Em parecer apresentado em 12 de agosto, o Ministério Público Federal defendeu que a Operação Mederi permaneça sob competência do Tribunal Regional Federal da 5ª Região (TRF-5). A manifestação foi assinada pela procuradora regional da República Acácia Soares Peixoto Suassuna e rejeita o pedido da defesa da Dismed para que o caso fosse enviado à primeira instância e as provas produzidas fossem anuladas.
Segundo a reportagem de Dinarte Assunção, do Blog do Dina, o MPF afirma que o andamento das investigações revelou “elementos veementes” relacionados a Allyson Leandro Bezerra Silva, de Mossoró, e ao prefeito de Paraú, João Evaristo Peixoto, ambos investigados no inquérito.
No caso de Allyson, o parecer faz referência a informações produzidas pela Polícia Federal a partir de escutas realizadas durante a investigação. De acordo com a reportagem, em uma conversa entre empresários da Dismed, há menção a uma divisão percentual que incluiria 15% atribuídos a uma pessoa identificada como “Allyson”. A própria PF, contudo, teria registrado que era “muito provável” que a referência fosse ao então prefeito de Mossoró. Allyson não aparece como interlocutor do diálogo citado.

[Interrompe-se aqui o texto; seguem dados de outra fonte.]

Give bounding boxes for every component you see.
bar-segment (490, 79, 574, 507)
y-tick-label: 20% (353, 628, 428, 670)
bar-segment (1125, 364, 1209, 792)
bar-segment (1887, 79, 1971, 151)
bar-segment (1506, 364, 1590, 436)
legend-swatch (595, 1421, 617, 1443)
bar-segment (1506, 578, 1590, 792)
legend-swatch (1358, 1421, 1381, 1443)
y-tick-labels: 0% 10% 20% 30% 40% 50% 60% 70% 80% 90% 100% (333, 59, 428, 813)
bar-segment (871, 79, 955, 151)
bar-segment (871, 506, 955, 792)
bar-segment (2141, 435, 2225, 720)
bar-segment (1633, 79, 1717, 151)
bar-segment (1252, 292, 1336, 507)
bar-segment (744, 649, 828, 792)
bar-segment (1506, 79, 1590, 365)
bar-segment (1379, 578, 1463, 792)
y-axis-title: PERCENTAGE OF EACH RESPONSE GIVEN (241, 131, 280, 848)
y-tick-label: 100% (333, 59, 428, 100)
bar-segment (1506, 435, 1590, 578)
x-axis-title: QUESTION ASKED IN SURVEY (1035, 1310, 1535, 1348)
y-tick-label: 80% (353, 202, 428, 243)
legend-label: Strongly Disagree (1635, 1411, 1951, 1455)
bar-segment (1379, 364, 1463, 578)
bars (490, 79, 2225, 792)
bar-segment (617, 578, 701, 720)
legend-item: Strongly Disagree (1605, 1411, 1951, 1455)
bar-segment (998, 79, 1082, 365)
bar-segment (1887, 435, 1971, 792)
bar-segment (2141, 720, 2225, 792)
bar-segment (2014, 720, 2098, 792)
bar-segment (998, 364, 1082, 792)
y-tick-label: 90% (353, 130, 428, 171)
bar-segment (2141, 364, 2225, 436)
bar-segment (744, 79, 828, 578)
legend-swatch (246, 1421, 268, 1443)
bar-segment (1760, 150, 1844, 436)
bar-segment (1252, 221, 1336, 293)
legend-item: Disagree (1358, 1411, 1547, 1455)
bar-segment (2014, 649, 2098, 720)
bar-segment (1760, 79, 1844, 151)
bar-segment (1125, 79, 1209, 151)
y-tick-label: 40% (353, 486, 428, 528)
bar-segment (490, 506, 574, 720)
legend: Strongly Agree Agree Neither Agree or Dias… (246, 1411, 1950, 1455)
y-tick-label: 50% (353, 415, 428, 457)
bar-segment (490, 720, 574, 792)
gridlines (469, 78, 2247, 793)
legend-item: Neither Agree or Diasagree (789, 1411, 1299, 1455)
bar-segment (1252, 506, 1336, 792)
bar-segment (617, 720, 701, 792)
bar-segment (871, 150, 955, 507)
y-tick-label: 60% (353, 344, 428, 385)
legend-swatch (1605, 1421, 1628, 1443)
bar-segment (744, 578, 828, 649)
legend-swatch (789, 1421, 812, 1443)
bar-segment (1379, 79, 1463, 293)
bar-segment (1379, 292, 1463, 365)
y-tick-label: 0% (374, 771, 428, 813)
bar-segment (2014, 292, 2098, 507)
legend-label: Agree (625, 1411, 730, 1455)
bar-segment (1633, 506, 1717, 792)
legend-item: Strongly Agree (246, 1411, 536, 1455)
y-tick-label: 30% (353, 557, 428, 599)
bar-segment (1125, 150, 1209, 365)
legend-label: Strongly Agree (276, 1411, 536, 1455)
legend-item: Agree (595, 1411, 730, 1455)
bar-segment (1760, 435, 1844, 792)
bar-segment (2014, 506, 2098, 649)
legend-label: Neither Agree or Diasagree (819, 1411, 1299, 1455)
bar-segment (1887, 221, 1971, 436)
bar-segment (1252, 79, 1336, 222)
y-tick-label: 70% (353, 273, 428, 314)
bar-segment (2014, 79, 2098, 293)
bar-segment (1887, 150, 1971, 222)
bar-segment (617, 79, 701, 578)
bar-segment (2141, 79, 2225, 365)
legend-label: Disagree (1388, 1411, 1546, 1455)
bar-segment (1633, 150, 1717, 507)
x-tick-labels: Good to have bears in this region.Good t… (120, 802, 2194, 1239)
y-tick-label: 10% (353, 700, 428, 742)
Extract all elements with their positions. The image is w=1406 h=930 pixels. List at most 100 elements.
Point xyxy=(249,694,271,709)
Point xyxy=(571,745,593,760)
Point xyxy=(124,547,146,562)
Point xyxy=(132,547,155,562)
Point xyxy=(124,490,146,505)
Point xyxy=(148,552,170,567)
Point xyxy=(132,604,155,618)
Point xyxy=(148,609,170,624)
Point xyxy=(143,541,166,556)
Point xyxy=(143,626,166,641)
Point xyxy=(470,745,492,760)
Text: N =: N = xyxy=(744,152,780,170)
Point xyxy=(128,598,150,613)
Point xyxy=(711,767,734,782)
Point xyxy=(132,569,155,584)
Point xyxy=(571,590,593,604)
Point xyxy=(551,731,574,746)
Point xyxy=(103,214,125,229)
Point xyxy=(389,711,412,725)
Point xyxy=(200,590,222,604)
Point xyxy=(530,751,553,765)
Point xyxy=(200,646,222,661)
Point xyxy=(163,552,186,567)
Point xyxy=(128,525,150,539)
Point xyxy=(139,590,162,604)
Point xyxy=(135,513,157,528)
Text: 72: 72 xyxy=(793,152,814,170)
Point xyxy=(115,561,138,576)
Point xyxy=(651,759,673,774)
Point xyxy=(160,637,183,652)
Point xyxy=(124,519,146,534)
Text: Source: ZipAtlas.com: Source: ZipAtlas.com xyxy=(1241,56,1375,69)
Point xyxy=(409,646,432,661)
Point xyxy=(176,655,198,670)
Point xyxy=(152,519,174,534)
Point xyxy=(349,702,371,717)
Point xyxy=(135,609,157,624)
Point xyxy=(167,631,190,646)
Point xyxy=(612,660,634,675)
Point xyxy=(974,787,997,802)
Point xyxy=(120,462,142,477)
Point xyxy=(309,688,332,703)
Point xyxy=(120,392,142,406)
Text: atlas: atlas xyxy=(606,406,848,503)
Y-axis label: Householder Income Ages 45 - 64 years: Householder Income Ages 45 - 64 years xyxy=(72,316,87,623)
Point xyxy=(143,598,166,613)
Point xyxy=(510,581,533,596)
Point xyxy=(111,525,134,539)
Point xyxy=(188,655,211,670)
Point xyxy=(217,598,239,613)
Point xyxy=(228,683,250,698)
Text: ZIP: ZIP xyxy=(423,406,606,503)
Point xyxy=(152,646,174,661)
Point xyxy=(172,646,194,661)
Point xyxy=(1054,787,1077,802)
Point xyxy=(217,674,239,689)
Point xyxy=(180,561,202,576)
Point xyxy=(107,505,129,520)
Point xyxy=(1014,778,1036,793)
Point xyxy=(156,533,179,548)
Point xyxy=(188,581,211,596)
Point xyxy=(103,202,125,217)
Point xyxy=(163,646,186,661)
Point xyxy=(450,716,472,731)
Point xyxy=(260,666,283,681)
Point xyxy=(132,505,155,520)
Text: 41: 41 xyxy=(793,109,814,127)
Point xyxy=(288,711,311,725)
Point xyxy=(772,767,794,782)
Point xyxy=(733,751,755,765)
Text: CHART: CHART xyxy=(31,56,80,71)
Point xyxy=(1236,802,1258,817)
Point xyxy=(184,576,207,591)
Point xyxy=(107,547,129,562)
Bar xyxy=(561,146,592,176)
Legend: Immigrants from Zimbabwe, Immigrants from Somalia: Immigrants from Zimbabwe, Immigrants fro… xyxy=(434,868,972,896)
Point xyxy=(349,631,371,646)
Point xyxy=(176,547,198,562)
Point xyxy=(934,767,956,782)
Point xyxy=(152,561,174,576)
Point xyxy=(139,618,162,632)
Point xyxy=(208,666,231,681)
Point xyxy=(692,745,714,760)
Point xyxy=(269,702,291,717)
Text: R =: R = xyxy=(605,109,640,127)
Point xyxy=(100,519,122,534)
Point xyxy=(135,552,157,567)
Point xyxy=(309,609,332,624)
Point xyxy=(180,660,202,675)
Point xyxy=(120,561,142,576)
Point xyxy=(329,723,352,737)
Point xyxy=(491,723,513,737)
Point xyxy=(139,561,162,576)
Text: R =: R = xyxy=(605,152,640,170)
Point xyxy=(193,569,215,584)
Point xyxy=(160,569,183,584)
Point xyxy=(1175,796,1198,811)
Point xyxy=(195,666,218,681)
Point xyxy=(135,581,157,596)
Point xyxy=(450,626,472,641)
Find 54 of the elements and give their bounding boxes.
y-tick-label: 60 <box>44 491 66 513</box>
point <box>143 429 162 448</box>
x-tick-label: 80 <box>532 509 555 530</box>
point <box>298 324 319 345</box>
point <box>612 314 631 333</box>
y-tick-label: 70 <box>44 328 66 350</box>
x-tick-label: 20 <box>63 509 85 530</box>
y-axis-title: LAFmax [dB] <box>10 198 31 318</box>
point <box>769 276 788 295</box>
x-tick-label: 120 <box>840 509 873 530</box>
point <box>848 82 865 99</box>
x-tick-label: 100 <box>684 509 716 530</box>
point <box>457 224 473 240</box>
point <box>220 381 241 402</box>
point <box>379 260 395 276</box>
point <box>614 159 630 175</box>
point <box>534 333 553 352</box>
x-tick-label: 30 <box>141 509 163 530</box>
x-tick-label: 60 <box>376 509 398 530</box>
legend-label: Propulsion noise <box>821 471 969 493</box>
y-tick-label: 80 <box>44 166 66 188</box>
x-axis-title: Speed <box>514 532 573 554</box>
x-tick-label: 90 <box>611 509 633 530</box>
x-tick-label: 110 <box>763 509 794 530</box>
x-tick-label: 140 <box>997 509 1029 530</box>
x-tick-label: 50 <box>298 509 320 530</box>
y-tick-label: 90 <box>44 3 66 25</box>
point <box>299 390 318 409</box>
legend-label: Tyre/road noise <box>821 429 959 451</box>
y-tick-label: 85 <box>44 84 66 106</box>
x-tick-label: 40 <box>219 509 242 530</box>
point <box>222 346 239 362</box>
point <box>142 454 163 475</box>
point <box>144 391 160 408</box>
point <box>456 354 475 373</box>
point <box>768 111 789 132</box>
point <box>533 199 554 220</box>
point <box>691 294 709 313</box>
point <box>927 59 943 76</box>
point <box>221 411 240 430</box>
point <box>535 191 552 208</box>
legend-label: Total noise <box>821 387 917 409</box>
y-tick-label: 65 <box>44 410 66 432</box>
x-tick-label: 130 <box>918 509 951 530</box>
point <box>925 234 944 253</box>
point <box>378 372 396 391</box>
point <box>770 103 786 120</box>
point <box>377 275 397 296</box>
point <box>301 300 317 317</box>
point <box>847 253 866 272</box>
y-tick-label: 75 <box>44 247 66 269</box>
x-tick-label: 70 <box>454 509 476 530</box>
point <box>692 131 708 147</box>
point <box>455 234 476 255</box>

O MPF também concordou com a prorrogação do inquérito por mais 90 dias, diante da necessidade de concluir perícias e analisar equipamentos eletrônicos apreendidos.
A investigação apura suspeitas de desvio de recursos públicos, corrupção, lavagem de dinheiro e organização criminosa envolvendo contratos de empresas fornecedoras de medicamentos com municípios potiguares.